Figure 2. Cytokine-induced CD33⁺ MDSC demonstrate potent suppressive function.

PBMC from normal donors were cultured for one week in the presence of different cytokine mixtures. CD33⁺ cells were then isolated and tested for their ability to suppress the (A) proliferation and (B) INFγ production by autologous T cells at ratios of 1:2 and 1:4. CD33⁺ cells from cultures treated with GM-CSF and IL-6, Il-1β, VEGF, PGE₂, or TNFα demonstrated suppressive function.

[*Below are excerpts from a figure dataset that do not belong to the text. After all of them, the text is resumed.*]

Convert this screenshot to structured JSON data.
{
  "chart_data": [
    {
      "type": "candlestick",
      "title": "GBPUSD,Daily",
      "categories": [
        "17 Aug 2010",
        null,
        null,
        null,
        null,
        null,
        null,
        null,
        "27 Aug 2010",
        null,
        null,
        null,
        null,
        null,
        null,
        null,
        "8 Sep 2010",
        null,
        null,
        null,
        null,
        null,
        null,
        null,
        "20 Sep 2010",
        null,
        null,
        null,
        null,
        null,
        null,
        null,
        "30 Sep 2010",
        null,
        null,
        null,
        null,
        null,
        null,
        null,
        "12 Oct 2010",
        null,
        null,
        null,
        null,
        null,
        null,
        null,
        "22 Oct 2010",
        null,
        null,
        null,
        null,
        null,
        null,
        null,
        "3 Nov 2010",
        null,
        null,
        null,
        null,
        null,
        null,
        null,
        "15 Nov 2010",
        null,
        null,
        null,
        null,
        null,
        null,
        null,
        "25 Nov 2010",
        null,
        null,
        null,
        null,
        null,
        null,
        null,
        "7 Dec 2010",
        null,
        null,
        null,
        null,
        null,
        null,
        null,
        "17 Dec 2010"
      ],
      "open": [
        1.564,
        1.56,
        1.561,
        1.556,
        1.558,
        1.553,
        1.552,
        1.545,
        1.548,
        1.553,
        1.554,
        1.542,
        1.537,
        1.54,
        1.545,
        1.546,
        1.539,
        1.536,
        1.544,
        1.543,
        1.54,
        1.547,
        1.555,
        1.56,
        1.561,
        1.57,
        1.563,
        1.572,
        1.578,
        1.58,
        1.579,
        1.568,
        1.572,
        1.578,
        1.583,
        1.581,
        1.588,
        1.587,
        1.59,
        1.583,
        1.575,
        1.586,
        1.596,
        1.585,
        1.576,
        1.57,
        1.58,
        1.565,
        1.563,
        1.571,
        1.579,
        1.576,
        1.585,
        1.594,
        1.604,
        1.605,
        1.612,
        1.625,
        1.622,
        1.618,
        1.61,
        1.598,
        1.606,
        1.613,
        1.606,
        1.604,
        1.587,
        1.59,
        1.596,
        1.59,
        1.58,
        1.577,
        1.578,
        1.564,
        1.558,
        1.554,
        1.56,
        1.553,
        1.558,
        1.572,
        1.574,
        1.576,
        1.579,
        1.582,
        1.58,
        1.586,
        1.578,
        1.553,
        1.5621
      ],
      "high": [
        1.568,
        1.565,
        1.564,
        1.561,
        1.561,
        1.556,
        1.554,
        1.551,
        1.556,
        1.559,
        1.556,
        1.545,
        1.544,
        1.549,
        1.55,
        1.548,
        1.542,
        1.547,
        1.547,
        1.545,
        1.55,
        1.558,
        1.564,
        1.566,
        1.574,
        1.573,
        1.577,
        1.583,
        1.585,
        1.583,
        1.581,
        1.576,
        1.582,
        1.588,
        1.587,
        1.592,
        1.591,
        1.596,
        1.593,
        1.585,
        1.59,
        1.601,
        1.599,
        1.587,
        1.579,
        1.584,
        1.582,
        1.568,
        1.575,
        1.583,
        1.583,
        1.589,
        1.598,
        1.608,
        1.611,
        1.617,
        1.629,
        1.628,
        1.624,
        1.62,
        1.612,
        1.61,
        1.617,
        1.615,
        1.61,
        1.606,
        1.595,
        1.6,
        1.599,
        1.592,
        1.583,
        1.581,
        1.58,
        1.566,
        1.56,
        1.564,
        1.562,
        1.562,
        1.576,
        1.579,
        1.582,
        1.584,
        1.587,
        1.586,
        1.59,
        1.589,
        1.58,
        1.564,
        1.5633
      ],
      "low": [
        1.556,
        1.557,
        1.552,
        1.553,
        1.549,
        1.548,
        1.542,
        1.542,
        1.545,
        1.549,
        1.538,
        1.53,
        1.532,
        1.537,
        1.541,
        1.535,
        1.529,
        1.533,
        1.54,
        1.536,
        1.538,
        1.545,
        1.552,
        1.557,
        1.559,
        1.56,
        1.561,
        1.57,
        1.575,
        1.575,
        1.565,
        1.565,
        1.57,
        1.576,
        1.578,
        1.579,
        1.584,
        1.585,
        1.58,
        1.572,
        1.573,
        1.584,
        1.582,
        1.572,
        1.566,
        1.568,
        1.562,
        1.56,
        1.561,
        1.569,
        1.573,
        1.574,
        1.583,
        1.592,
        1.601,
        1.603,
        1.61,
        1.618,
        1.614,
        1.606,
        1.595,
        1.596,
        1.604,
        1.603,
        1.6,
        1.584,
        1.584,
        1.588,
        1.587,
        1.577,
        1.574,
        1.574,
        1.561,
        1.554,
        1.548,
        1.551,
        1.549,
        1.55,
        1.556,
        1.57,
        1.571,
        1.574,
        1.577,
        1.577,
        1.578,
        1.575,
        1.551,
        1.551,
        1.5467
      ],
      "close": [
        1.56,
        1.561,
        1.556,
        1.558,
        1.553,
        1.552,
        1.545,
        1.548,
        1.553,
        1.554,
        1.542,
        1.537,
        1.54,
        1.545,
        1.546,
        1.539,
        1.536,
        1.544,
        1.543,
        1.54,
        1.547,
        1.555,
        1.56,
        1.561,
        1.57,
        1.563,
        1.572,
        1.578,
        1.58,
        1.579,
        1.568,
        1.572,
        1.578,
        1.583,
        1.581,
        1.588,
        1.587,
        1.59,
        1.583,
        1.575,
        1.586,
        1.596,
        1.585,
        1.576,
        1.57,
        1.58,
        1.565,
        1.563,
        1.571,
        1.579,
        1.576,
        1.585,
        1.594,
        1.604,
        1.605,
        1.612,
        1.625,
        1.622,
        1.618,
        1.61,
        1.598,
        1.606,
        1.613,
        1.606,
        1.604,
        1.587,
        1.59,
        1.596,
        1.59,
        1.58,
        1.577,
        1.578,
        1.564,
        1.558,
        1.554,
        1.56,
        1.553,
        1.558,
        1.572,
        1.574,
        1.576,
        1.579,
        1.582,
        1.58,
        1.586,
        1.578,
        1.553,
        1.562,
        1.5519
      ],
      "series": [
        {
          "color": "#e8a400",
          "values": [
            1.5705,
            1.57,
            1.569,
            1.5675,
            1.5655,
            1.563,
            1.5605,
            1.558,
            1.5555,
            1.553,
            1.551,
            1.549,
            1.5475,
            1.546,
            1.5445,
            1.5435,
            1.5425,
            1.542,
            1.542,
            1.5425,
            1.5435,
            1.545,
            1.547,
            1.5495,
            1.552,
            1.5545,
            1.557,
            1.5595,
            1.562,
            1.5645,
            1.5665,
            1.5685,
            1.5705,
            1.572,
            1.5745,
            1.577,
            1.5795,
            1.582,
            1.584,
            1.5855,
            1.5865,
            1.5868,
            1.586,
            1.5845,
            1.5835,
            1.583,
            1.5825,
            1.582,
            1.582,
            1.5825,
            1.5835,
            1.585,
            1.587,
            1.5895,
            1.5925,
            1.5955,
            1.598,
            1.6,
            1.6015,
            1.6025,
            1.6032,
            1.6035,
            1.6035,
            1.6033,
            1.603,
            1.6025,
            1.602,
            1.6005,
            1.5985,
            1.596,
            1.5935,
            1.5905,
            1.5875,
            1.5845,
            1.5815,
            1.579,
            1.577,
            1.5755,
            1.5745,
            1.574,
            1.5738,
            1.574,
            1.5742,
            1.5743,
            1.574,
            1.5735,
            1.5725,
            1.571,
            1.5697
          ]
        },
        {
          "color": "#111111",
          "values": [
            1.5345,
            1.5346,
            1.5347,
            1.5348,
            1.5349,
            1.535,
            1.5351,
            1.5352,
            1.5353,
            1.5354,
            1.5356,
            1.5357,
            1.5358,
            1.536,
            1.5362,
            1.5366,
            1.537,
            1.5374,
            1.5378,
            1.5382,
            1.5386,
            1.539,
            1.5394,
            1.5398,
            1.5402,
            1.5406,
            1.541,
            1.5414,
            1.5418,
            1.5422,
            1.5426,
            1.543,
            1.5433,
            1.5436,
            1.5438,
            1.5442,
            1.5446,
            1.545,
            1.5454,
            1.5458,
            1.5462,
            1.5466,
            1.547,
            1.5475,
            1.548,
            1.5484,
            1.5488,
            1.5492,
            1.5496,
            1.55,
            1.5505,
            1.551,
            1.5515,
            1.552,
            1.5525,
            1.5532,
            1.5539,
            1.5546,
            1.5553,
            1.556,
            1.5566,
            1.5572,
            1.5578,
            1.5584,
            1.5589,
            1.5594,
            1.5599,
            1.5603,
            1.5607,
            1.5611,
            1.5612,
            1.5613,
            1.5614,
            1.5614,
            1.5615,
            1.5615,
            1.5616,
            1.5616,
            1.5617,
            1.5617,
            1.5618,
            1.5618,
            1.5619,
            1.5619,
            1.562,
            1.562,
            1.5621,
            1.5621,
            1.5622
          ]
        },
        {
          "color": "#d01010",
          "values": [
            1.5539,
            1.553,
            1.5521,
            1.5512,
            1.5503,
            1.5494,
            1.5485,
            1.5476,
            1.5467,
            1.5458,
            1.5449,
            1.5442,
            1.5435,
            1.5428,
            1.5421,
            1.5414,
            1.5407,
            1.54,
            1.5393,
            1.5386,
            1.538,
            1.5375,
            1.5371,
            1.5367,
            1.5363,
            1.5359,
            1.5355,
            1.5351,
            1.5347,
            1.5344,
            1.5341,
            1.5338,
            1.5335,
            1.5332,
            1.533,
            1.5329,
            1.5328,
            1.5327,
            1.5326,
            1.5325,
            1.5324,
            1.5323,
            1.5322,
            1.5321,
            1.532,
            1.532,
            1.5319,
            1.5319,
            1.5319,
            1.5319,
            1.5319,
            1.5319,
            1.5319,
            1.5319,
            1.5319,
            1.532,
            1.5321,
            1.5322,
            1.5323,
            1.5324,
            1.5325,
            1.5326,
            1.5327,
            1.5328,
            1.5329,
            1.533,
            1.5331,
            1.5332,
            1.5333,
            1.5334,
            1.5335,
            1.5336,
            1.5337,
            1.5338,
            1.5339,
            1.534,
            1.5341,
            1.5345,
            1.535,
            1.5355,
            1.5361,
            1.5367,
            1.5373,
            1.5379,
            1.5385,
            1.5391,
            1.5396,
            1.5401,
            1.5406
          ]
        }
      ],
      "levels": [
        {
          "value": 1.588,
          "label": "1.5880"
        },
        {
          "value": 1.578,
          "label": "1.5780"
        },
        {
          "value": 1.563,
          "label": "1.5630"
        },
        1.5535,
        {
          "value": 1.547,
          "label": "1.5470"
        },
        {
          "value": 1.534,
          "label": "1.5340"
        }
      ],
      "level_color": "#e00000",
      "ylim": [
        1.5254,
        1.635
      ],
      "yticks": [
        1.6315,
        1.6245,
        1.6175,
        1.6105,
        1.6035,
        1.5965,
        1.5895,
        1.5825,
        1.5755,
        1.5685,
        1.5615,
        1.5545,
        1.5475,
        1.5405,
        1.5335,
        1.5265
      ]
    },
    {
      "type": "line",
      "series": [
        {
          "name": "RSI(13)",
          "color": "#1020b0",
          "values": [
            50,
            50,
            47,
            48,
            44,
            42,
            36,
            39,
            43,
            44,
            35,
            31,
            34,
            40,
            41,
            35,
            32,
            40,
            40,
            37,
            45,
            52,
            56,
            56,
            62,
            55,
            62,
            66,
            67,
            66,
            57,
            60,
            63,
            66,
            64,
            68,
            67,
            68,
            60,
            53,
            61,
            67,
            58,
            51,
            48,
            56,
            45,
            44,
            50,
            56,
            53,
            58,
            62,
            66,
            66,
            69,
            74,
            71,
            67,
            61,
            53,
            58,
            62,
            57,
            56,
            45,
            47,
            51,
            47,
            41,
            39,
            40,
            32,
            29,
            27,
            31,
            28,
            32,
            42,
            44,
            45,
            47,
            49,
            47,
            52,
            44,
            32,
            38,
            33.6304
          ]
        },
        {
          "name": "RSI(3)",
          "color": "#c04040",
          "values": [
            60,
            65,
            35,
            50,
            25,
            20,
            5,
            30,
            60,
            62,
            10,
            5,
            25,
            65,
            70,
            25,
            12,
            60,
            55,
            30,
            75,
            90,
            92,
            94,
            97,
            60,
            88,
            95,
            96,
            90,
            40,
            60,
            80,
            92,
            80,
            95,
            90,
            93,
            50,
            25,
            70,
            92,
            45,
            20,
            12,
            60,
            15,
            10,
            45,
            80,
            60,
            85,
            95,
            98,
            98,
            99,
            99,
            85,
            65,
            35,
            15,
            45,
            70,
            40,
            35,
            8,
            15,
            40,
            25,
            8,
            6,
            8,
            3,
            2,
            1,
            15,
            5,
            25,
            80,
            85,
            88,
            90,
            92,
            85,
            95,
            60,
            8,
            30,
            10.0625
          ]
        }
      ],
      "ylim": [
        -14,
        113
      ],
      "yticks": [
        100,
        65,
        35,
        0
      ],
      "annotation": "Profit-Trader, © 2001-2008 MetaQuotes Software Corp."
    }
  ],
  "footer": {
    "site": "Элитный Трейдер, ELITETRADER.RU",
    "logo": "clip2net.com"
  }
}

For both graphs, mean is shown with SEM. Conditions with statistically significant decreases in mean T cell proliferation compared to stimulated T cells alone are indicated by an asterisk. (C) Treg expansion by cytokine-induced MDSC in Suppression Assays: the fraction of CD25⁺FoxP3⁺ T cells (CFSE-labeled) at the conclusion of a three day Suppression Assay with cytokine-induced CD33⁺ cells and fresh autologous T cells was analyzed by flow cytometry. Co-cultures with CD33⁺ cells induced by GM-CSF + IL-6 or GM-CSF + TNFα showed increases in CD25⁺FoxP3⁺ T cells relative to stimulated T cells cultured alone or with CD33⁺ cells from medium-only cultures (n=1).